National Public Radio is caught between the proverbial rock and a hard radio place. They can be as liberal as they profess not to be and give up their use/need of partial public funding or they can keep taking those tax dollars and pretend to be neutral.
NPR hasn’t had a banner PR year. First came the Juan Williams firing fiasco and then yesterday NPR President and CEO Vivian Schiller (resigned and was forced out) after a conservative activist (James O’Keefe) “sting” operation taped a non-news NPR executive bashing the Tea Party and calling its members racist and blah, blah, blah. Bashing the Tea Party in my book is not a bad thing but if you are a purported non-biased, neutral, down-the-middle-of-the-road publicly funded radio station it is nothing short of catastrophic. At least that is what the Congressional Republicans are saying as some of them discuss pulling the plug on NPR’s funding.
Depending on who you believe, NPR gets anywhere from 2% to 16% public funding from various sources: the Corporation for Public Broadcasting and other federal, state and local sources. NPR CEO’s have stated for years that hundreds of local stations would “go dark” without the public funds. I’m no expert on their funding but I do know that with public funding it means you have to please all of the people all of the time. An impossible task. You also have to please the politically correct police and every Republican on the planet. But, many Repubs don’t like NPR so that part is a lost cause.

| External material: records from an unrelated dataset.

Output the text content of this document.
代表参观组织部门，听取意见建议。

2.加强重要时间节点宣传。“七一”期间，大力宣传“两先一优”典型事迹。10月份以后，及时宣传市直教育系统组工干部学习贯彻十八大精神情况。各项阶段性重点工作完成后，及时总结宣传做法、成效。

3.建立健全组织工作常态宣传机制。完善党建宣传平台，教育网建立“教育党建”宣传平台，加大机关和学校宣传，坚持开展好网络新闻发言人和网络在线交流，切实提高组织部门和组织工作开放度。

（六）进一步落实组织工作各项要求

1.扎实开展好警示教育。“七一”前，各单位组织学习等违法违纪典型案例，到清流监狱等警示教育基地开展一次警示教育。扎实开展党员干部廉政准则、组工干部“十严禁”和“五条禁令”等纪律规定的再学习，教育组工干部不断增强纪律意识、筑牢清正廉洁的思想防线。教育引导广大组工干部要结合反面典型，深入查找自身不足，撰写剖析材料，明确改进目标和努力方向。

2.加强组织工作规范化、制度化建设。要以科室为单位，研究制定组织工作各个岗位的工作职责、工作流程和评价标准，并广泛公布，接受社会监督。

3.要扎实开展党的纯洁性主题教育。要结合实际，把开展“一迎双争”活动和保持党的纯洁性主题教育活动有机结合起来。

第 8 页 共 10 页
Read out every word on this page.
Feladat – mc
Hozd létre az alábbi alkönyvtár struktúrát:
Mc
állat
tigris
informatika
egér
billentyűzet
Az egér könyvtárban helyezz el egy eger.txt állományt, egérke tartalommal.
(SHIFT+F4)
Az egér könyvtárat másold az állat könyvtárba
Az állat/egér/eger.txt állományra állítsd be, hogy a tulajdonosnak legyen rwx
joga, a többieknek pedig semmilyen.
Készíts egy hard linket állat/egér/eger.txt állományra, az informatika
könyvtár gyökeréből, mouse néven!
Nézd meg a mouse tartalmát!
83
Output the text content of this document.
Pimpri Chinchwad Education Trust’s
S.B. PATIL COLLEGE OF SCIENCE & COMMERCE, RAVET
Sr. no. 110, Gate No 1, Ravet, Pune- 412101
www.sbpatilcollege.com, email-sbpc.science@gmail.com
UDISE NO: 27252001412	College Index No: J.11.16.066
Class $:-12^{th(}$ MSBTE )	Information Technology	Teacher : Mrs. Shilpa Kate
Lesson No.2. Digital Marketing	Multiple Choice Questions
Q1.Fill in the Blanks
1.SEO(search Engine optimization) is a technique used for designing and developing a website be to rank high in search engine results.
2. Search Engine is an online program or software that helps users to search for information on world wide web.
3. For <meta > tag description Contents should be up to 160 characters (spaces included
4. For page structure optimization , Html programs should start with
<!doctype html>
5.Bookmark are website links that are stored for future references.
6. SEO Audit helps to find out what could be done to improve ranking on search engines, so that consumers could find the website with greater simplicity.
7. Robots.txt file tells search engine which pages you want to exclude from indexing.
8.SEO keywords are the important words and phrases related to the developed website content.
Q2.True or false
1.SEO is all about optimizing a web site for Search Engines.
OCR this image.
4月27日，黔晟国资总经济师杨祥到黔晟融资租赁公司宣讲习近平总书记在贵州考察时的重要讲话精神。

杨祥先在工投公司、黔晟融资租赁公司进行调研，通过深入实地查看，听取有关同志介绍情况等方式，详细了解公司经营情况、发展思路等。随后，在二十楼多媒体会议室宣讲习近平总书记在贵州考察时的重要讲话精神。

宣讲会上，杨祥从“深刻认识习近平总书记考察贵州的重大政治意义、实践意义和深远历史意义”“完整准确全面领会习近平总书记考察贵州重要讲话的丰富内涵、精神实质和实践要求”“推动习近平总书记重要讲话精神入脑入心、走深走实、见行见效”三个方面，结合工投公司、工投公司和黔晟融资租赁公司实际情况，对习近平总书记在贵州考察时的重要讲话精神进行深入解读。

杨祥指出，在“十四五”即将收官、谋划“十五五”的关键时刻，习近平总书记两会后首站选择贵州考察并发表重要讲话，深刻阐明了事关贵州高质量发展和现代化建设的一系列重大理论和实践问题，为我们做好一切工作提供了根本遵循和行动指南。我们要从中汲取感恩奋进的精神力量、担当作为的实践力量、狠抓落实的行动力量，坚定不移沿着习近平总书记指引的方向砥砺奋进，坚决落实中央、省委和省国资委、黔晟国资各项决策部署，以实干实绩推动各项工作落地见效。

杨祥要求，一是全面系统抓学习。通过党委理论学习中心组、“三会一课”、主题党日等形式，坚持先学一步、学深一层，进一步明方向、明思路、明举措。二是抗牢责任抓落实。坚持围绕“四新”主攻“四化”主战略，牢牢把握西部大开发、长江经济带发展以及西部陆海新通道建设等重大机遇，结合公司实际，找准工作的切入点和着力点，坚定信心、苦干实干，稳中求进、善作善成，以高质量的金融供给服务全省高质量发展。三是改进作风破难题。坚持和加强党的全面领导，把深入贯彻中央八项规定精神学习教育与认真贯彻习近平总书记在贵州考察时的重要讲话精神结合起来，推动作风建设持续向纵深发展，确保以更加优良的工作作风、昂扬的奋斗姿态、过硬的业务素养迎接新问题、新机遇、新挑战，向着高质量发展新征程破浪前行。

The best thing NPR can do is quit pandering to the Republicans just for the money. Quit trying to feign interest in being totally unbiased when human beings are involved that have obvious opinions and biases. They should also drop the we are better than everyone else attitude because clearly with all these recent problems-they are not necessarily better just different. I like different and so do tons of NPR listeners and backers but they need to get off their high horse and call a spade a spade. Yes, they are more unbiased than most news entities out there but yes, they lean-to-the-left.
But most importantly, NPR stands for PUBLIC and without PUBLIC like myself and millions of others who give money during their “pledge” drives there would be no shows. We give because of the on-air talent, people in the field and behind the scenes workers helping to produce shows. Many could care less about their CEO’s unless they are doing something stupid, which seems a common thing lately. Maybe it is time for NPR to pander to the masses that actually listen to them and quit pretending to be something they are not. They are a great liberal news entity with excellent reporters and writers. And, that’s not a bad thing.